In this same Torah portion we read:
כִּ֣י הָאָ֗רֶץ אֲשֶׁ֨ר אַתָּ֤ה בָא־שָׁ֙מָּה֙ לְרִשְׁתָּ֔הּ לֹ֣א כְאֶ֤רֶץ מִצְרַ֙יִם֙ הִ֔וא אֲשֶׁ֥ר יְצָאתֶ֖ם מִשָּׁ֑ם אֲשֶׁ֤ר תִּזְרַע֙ אֶֽת־זַרְעֲךָ֔ וְהִשְׁקִ֥יתָ בְרַגְלְךָ֖ כְּגַ֥ן הַיָּרָֽק׃
For the land that you are about to enter and possess is not like the land of Egypt from which you have come. There the grain you sowed had to be watered by your own labors, like a vegetable garden;
וְהָאָ֗רֶץ אֲשֶׁ֨ר אַתֶּ֜ם עֹבְרִ֥ים שָׁ֙מָּה֙ לְרִשְׁתָּ֔הּ אֶ֥רֶץ הָרִ֖ים וּבְקָעֹ֑ת לִמְטַ֥ר הַשָּׁמַ֖יִם תִּשְׁתֶּה־מָּֽיִם׃
but the land you are about to cross into and possess, a land of hills and valleys, soaks up its water from the rains of heaven.

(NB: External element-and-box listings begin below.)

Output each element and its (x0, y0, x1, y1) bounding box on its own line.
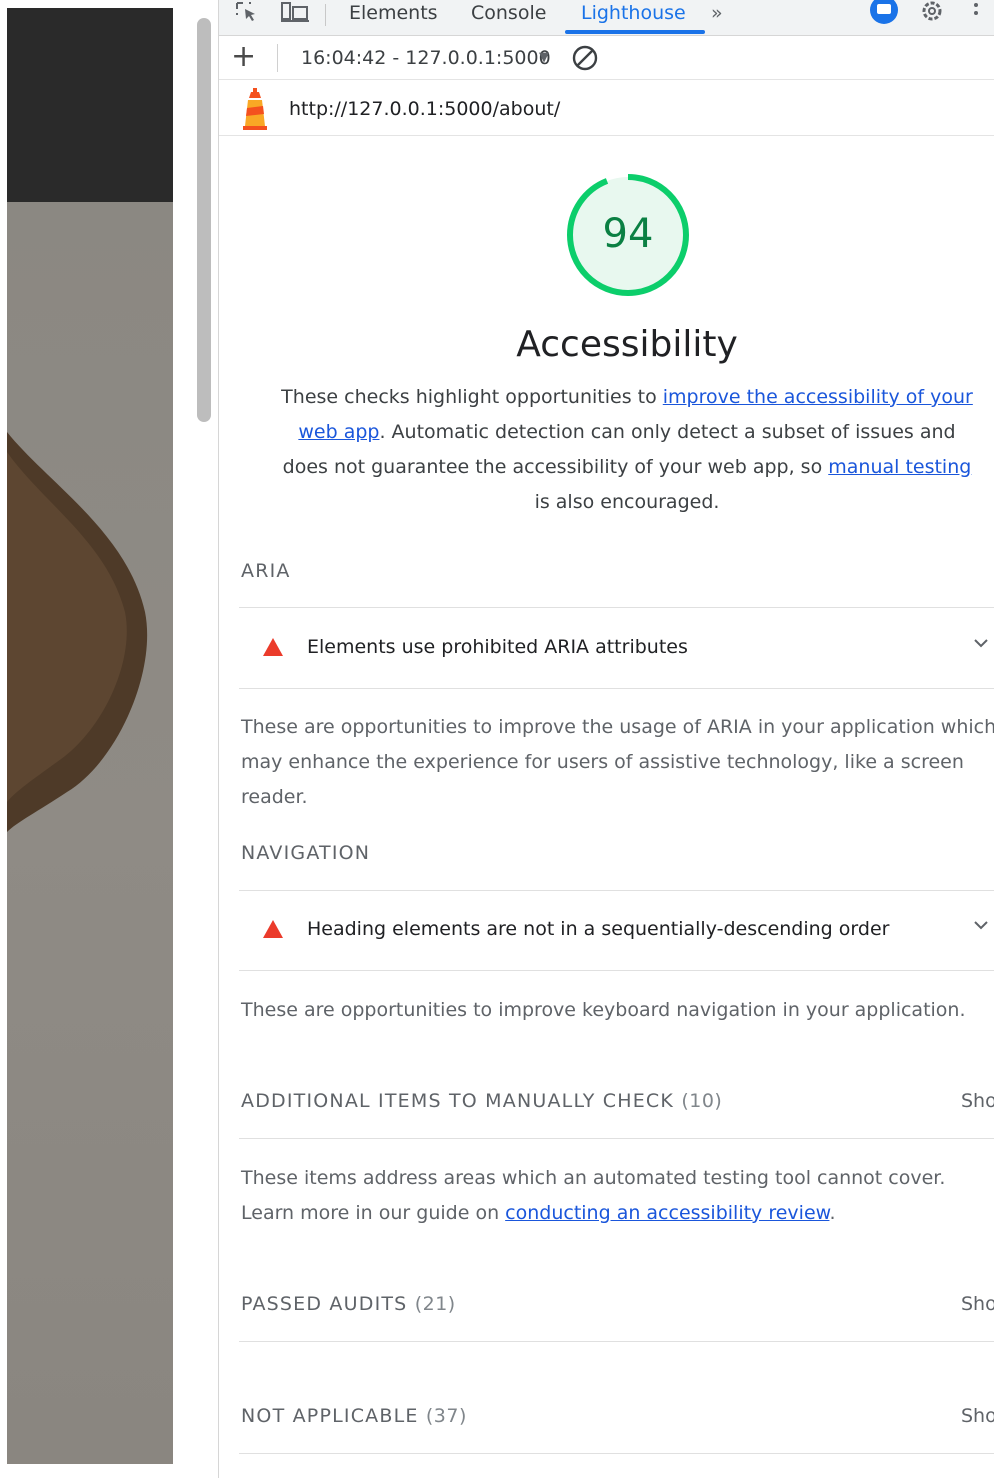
group-title-aria: ARIA (241, 560, 291, 582)
manual-testing-link[interactable]: manual testing (828, 456, 971, 478)
divider (239, 1453, 994, 1454)
more-tabs-button[interactable]: » (711, 0, 723, 30)
category-title: Accessibility (516, 324, 738, 365)
fail-triangle-icon (263, 920, 283, 938)
device-toolbar-icon[interactable] (279, 1, 311, 25)
group-title-not-applicable: NOT APPLICABLE (37) (241, 1403, 467, 1429)
tab-lighthouse[interactable]: Lighthouse (581, 0, 686, 30)
divider (239, 1138, 994, 1139)
audit-title: Elements use prohibited ARIA attributes (307, 636, 688, 658)
group-title-text: NOT APPLICABLE (241, 1405, 419, 1427)
group-desc-text: . (829, 1202, 836, 1224)
caret-down-icon[interactable]: ▼ (539, 44, 549, 72)
divider (239, 1341, 994, 1342)
accessibility-score: 94 (602, 211, 654, 257)
tab-elements[interactable]: Elements (349, 0, 438, 30)
group-description-aria: These are opportunities to improve the u… (241, 716, 994, 808)
group-title-navigation: NAVIGATION (241, 842, 371, 864)
group-title-text: ADDITIONAL ITEMS TO MANUALLY CHECK (241, 1090, 675, 1112)
settings-gear-icon[interactable] (919, 1, 945, 25)
tabbar-separator (325, 4, 326, 26)
group-title-passed: PASSED AUDITS (21) (241, 1291, 456, 1317)
clear-reports-icon[interactable] (571, 44, 599, 72)
inspect-element-icon[interactable] (233, 1, 261, 25)
group-count: (21) (414, 1293, 456, 1315)
divider (239, 607, 994, 608)
devtools-tabbar: Elements Console Lighthouse » (219, 0, 994, 36)
chevron-down-icon[interactable] (973, 918, 989, 932)
show-not-applicable-button[interactable]: Sho (961, 1403, 994, 1429)
group-count: (37) (425, 1405, 467, 1427)
report-url: http://127.0.0.1:5000/about/ (289, 98, 561, 120)
toolbar-divider (277, 44, 278, 72)
group-count: (10) (681, 1090, 723, 1112)
report-selector[interactable]: 16:04:42 - 127.0.0.1:5000 (301, 44, 551, 72)
page-preview (0, 0, 196, 1478)
category-desc-text: These checks highlight opportunities to (281, 386, 663, 408)
show-passed-button[interactable]: Sho (961, 1291, 994, 1317)
divider (239, 890, 994, 891)
divider (239, 970, 994, 971)
group-title-text: PASSED AUDITS (241, 1293, 408, 1315)
group-title-manual-check: ADDITIONAL ITEMS TO MANUALLY CHECK (10) (241, 1088, 722, 1114)
tab-console[interactable]: Console (471, 0, 546, 30)
category-desc-text: is also encouraged. (534, 491, 720, 513)
lighthouse-logo-icon (243, 88, 267, 130)
active-tab-indicator (565, 30, 705, 34)
new-report-button[interactable]: + (231, 39, 256, 75)
report-url-bar: http://127.0.0.1:5000/about/ (219, 80, 994, 136)
devtools-panel: Elements Console Lighthouse » + 16:04:42… (218, 0, 994, 1478)
show-manual-button[interactable]: Sho (961, 1088, 994, 1114)
audit-row-heading-order[interactable]: Heading elements are not in a sequential… (239, 892, 994, 970)
divider (239, 688, 994, 689)
group-description-manual: These items address areas which an autom… (241, 1161, 994, 1231)
audit-title: Heading elements are not in a sequential… (307, 918, 890, 940)
ai-assistance-icon[interactable] (867, 0, 901, 24)
chevron-down-icon[interactable] (973, 636, 989, 650)
audit-row-aria-prohibited-attr[interactable]: Elements use prohibited ARIA attributes (239, 610, 994, 688)
page-scrollbar-thumb[interactable] (197, 18, 211, 422)
group-description-navigation: These are opportunities to improve keybo… (241, 999, 966, 1021)
category-description: These checks highlight opportunities to … (281, 380, 973, 520)
page-hero-image (7, 202, 173, 1464)
more-options-icon[interactable] (971, 1, 981, 25)
page-header-dark (7, 8, 173, 202)
accessibility-review-link[interactable]: conducting an accessibility review (505, 1202, 829, 1224)
lighthouse-toolbar: + 16:04:42 - 127.0.0.1:5000 ▼ (219, 36, 994, 80)
fail-triangle-icon (263, 638, 283, 656)
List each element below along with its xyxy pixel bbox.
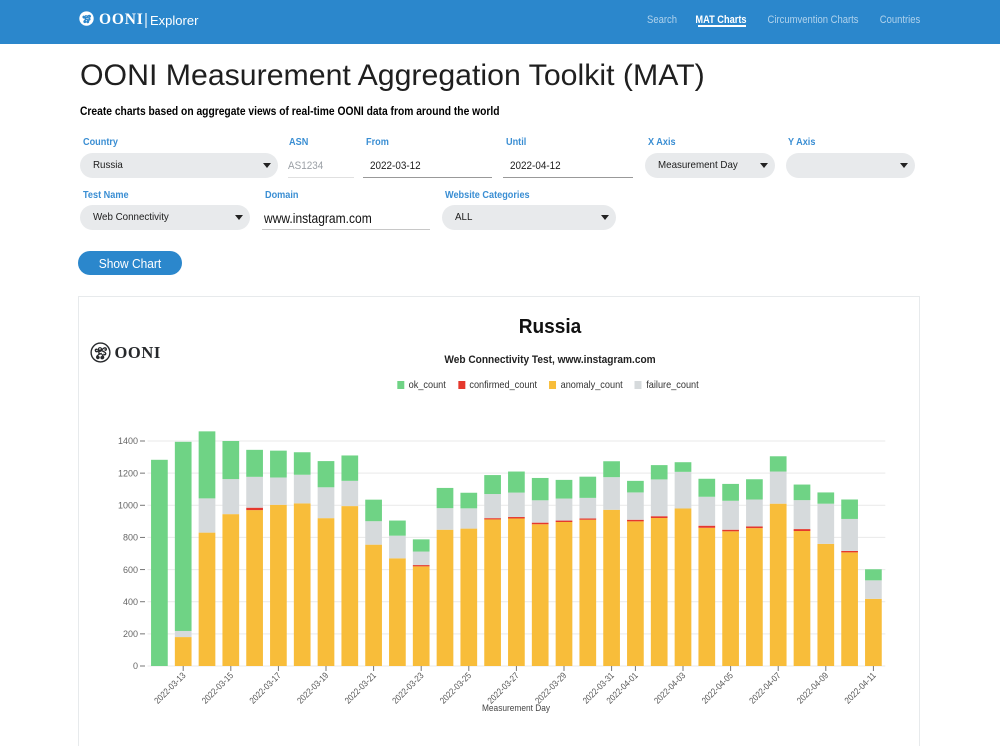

אֶ֕רֶץ אֲשֶׁר־יְהוָ֥ה אֱלֹהֶ֖יךָ דֹּרֵ֣שׁ אֹתָ֑הּ תָּמִ֗יד עֵינֵ֨י יְהוָ֤ה אֱלֹהֶ֙יךָ֙ בָּ֔הּ מֵֽרֵשִׁית֙ הַשָּׁנָ֔ה וְעַ֖ד אַחֲרִ֥ית שָׁנָֽה׃
It is a land which the LORD your God looks after, on which the LORD your God always keeps His eye, from year’s beginning to year’s end.
Every little act impacts and reflects back to our relationships – with ourselves, with each other and with Hashem, from a piece of bread to rain on earth. May we learn to lead those well.